Source 1: Garmin Certified Refurbished (garmin.com/refurbished) — Recommended
Editor A purchased a Grade A Garmin Forerunner 265 at $339 (25% below MSRP). Arrived in generic Garmin packaging with all original accessories (charging cable, documentation). Cosmetically: one minor scratch on the bezel, not affecting display. Battery performance: 22.5 hours GPS over 60 days of testing — within 6% of new specification (claimed 24 hours). Included 90-day Garmin warranty. GPS accuracy: indistinguishable from Editor B's new unit on identical test routes. Verdict: buy without hesitation. The 90-day warranty is shorter than new (1 year), but Garmin offers extended protection plan purchase at checkout.
Source 2: Amazon Renewed (sold by Amazon) — Conditionally recommended
Editor B purchased an Amazon Renewed Forerunner 265 at $320 (29% below MSRP). Amazon Renewed guarantee: 90-day return if not as described. Arrived without original box (generic packaging), with charging cable only (no documentation). Cosmetically: Grade 'Excellent' rating; had two visible scratches on the band — not on the case. Battery performance: 19.8 hours GPS — 17.5% below specification, suggesting a battery with moderate degradation. GPS accuracy: normal. Software: current firmware already installed. Verdict: acceptable, but battery degradation is a meaningful finding — budget an additional $79 for Garmin's battery replacement service within a year if battery continues declining.
Source 3: eBay 'Like New' (third-party seller) — Not recommended
Editor C purchased a 'like new' Forerunner 265 from an eBay seller with 98.7% feedback rating at $295 (34% below MSRP). Arrived in original box with all accessories — promising. GPS accuracy: normal. Battery: 21 hours — acceptable. The problem: activation history showed the watch had been registered to a previous owner and had 847 logged activities. This doesn't affect function but means the Garmin warranty is voided (warranty transfers with device registration under Garmin's policy). When Editor C contacted Garmin about a sensor calibration question, Garmin confirmed the watch was out of warranty. Verdict: the price saving doesn't compensate for warranty loss and the opacity about previous ownership.
What is the best source for refurbished GPS watches?
Priority order: (1) Manufacturer-certified refurbished (garmin.com, coros.com) — warranty included, lowest risk. (2) Amazon Renewed sold by Amazon (not third-party) — 90-day return guarantee, moderate risk of battery degradation. (3) REI used gear (rare, but carries REI's return policy). Avoid: eBay third-party sellers, Facebook Marketplace, and Craigslist for GPS watches — warranty voidance and undisclosed ownership history make the risk-adjusted saving negative.

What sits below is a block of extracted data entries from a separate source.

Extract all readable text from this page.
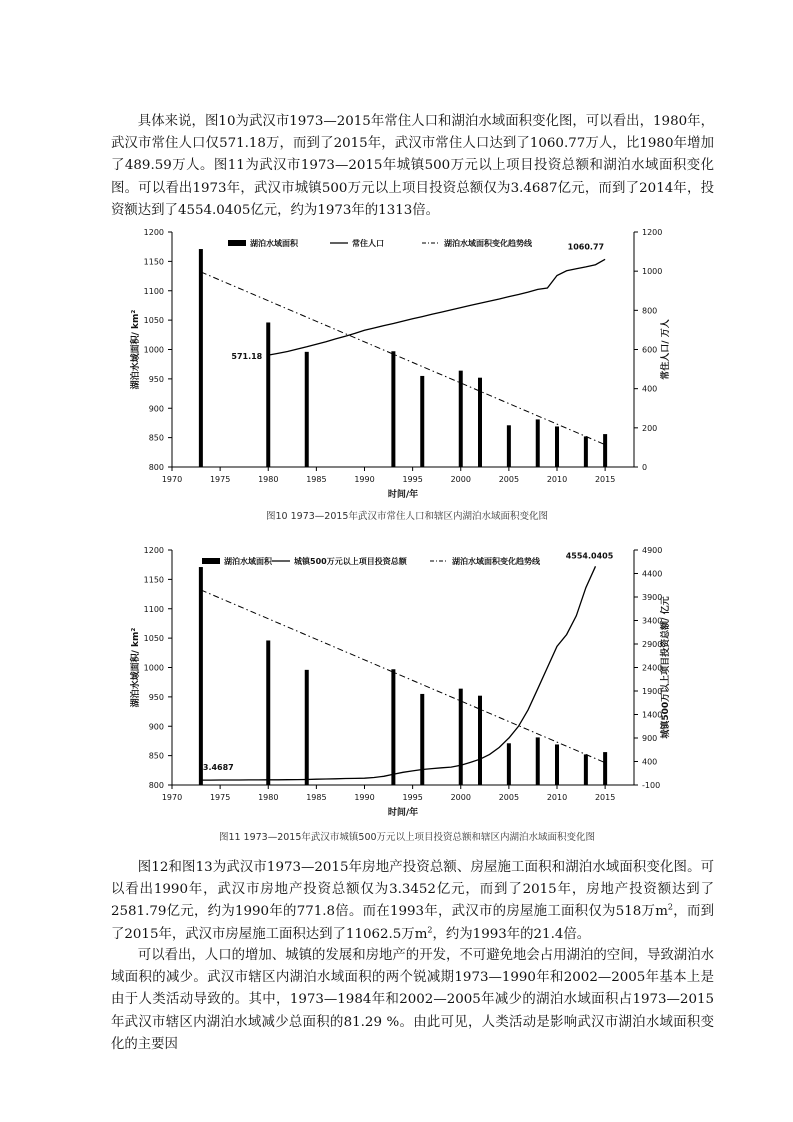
具体来说，图10为武汉市1973—2015年常住人口和湖泊水域面积变化图，可以看出，1980年，武汉市常住人口仅571.18万，而到了2015年，武汉市常住人口达到了1060.77万人，比1980年增加了489.59万人。图11为武汉市1973—2015年城镇500万元以上项目投资总额和湖泊水域面积变化图。可以看出1973年，武汉市城镇500万元以上项目投资总额仅为3.4687亿元，而到了2014年，投资额达到了4554.0405亿元，约为1973年的1313倍。

1970	1975	1980	1985	1990	1995	2000	2005	2010	2015
800
850
900
950
1000
1050
1100
1150
1200
0
200
400
600
800
1000
1200
时间/年
湖泊水域面积/ km²	常住人口/ 万人
571.18
1060.77
湖泊水域面积	常住人口	湖泊水域面积变化趋势线
图10 1973—2015年武汉市常住人口和辖区内湖泊水域面积变化图
1970	1975	1980	1985	1990	1995	2000	2005	2010	2015
800
850
900
950
1000
1050
1100
1150
1200
-100
400
900
1400
1900
2400
2900
3400
3900
4400
4900
时间/年
湖泊水域面积/ km²	城镇500万以上项目投资总额/ 亿元
3.4687
4554.0405
湖泊水域面积	城镇500万元以上项目投资总额	湖泊水域面积变化趋势线
图11 1973—2015年武汉市城镇500万元以上项目投资总额和辖区内湖泊水域面积变化图

图12和图13为武汉市1973—2015年房地产投资总额、房屋施工面积和湖泊水域面积变化图。可以看出1990年，武汉市房地产投资总额仅为3.3452亿元，而到了2015年，房地产投资额达到了2581.79亿元，约为1990年的771.8倍。而在1993年，武汉市的房屋施工面积仅为518万$m^2$，而到了2015年，武汉市房屋施工面积达到了11062.5万$m^2$，约为1993年的21.4倍。

可以看出，人口的增加、城镇的发展和房地产的开发，不可避免地会占用湖泊的空间，导致湖泊水域面积的减少。武汉市辖区内湖泊水域面积的两个锐减期1973—1990年和2002—2005年基本上是由于人类活动导致的。其中，1973—1984年和2002—2005年减少的湖泊水域面积占1973—2015年武汉市辖区内湖泊水域减少总面积的81.29 %。由此可见，人类活动是影响武汉市湖泊水域面积变化的主要因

Does a refurbished Garmin watch perform the same as new?
Hardware: yes, in the Garmin-certified channel. Software: yes — refurbished units receive firmware updates identically to new units. Battery: the primary variable — Garmin-certified units are inspected for battery capacity, but the 90-day warranty window means a slow-degrading battery may not manifest within the guarantee period. If you buy refurbished, test battery runtime against the manufacturer spec within the first 30 days while you're within the return window.